Pendant longtemps, on appela « névroses », en clinique médicale, un certain nombre de maladies du corps et de l'esprit ayant comme caractères communs leur nature fonctionnelle, l'absence de toute lésion organique connue et le dérèglement de l'activité nerveuse qui paraissait s'y attacher, sans que pour autant le patient donnât l'impression d'avoir perdu la raison. Bien que longtemps malaisée à systématiser, la participation psychique était décrite par les auteurs anciens comme une curiosité naturelle pleine de pittoresque et d'étrangeté.
Dans l'histoire des maladies, cette catégorie servit autrefois de zone d'attente, se définissant de façon plus négative que positive.
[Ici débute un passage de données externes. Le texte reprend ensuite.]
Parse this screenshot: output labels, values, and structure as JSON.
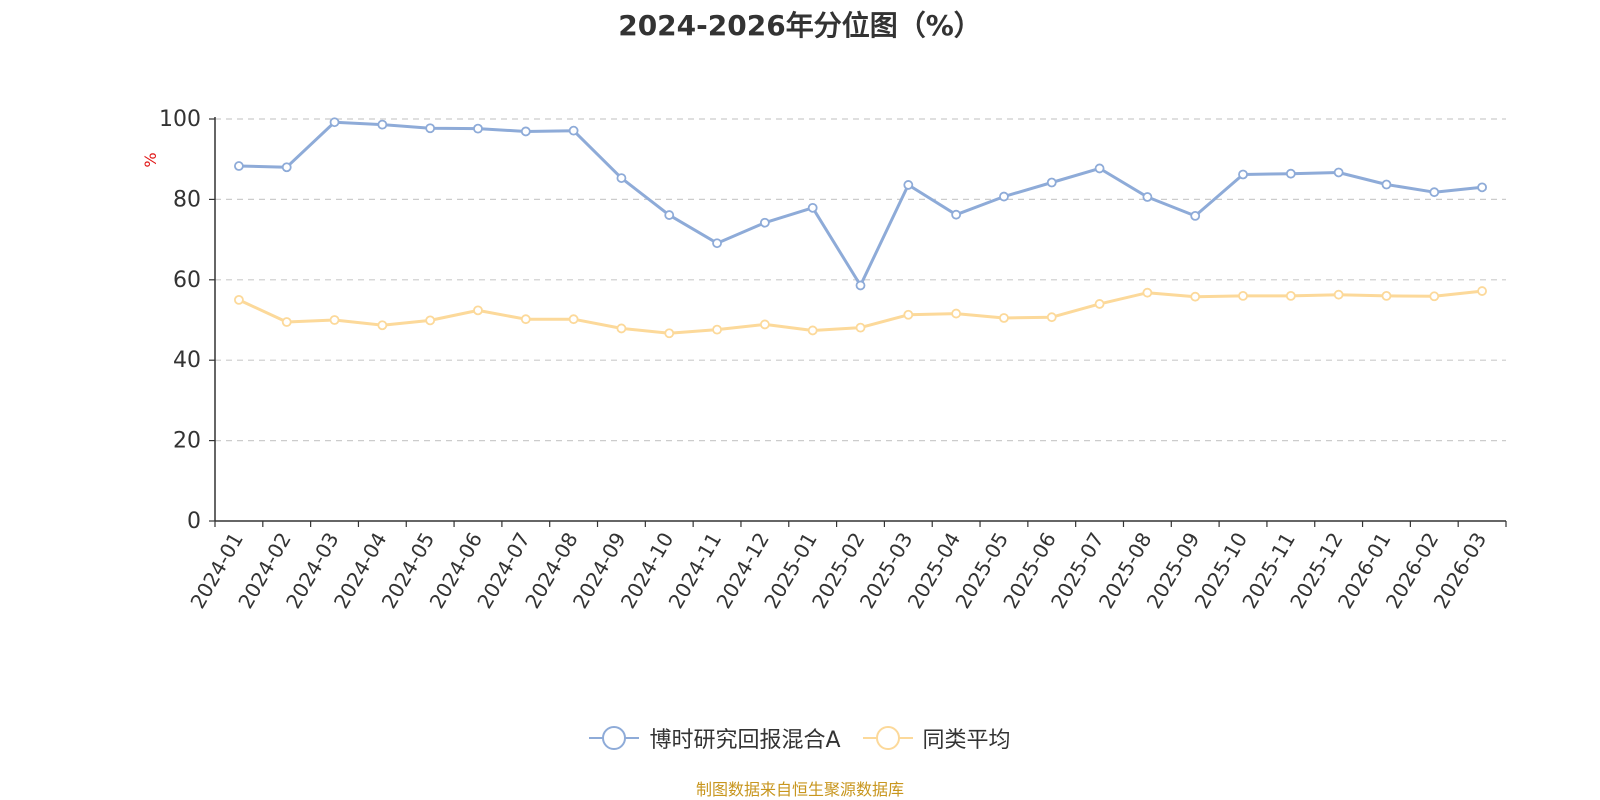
{
  "chart_data": {
    "type": "line",
    "title": "2024-2026年分位图（%）",
    "ylabel": "%",
    "ylim": [
      0,
      100
    ],
    "yticks": [
      0,
      20,
      40,
      60,
      80,
      100
    ],
    "grid": true,
    "legend_position": "bottom",
    "categories": [
      "2024-01",
      "2024-02",
      "2024-03",
      "2024-04",
      "2024-05",
      "2024-06",
      "2024-07",
      "2024-08",
      "2024-09",
      "2024-10",
      "2024-11",
      "2024-12",
      "2025-01",
      "2025-02",
      "2025-03",
      "2025-04",
      "2025-05",
      "2025-06",
      "2025-07",
      "2025-08",
      "2025-09",
      "2025-10",
      "2025-11",
      "2025-12",
      "2026-01",
      "2026-02",
      "2026-03"
    ],
    "series": [
      {
        "name": "博时研究回报混合A",
        "color": "#8eabd8",
        "values": [
          88.3,
          88.0,
          99.2,
          98.6,
          97.7,
          97.6,
          96.9,
          97.1,
          85.3,
          76.1,
          69.1,
          74.2,
          77.9,
          58.6,
          83.6,
          76.2,
          80.7,
          84.2,
          87.7,
          80.6,
          75.9,
          86.2,
          86.4,
          86.7,
          83.7,
          81.8,
          83.0
        ]
      },
      {
        "name": "同类平均",
        "color": "#fcd99a",
        "values": [
          55.0,
          49.5,
          50.0,
          48.7,
          49.9,
          52.4,
          50.2,
          50.2,
          47.9,
          46.7,
          47.6,
          48.9,
          47.4,
          48.1,
          51.3,
          51.6,
          50.5,
          50.7,
          54.0,
          56.8,
          55.8,
          56.0,
          56.0,
          56.3,
          56.0,
          55.9,
          57.2
        ]
      }
    ]
  },
  "source_note": "制图数据来自恒生聚源数据库"
}
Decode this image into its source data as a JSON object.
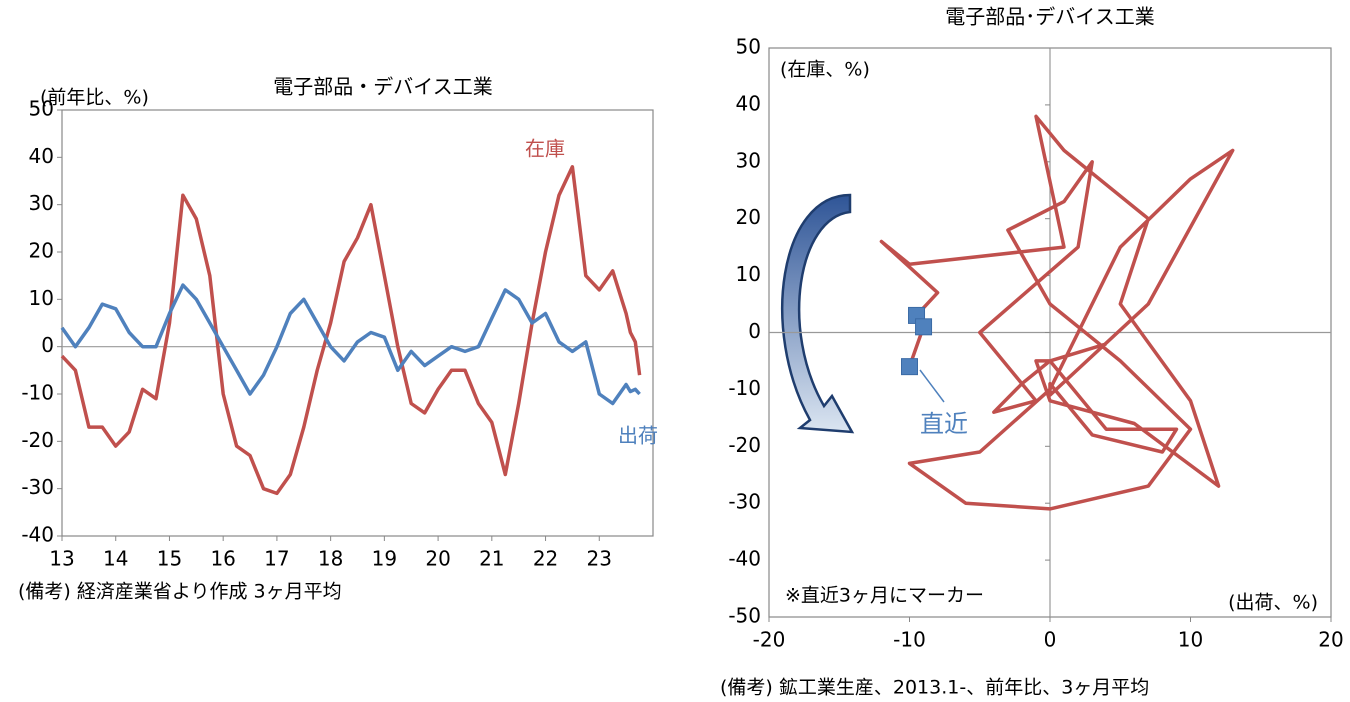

On y rangea longtemps des syndromes correspondant à des affections mal connues, tant que les progrès de la méthode anatomoclinique n'en avaient pas fait connaître le substrat anatomopathologique, tant que leur physiopathologie restait mystérieuse. C'est ainsi que dans le traité de Gilbert Ballet, ouvrage classique de la fin du xixe siècle, sont décrits dans le chapitre des névroses, entre autres, la maladie de Parkinson, l'épilepsie, les troubles mentaux des chorées.
Les progrès de la médecine entraînèrent une réaction vive, qu'on peut facilement comprendre, mais qui dépassa quelque peu le souci légitime d'instaurer un ordre scientifique dans un domaine où le souvenir du mesmérisme était encore vivace. On jugea, à tort, peu scientifique de s'intéresser au sens qu'un trouble fonctionnel pouvait prendre pour le sujet. L'hystérie, qui fut l'objet d'un grand intérêt du temps de Charcot, devint de plus en plus synonyme de supercherie et de simulation, sans que l'état mental du sujet parût digne d'être étudié.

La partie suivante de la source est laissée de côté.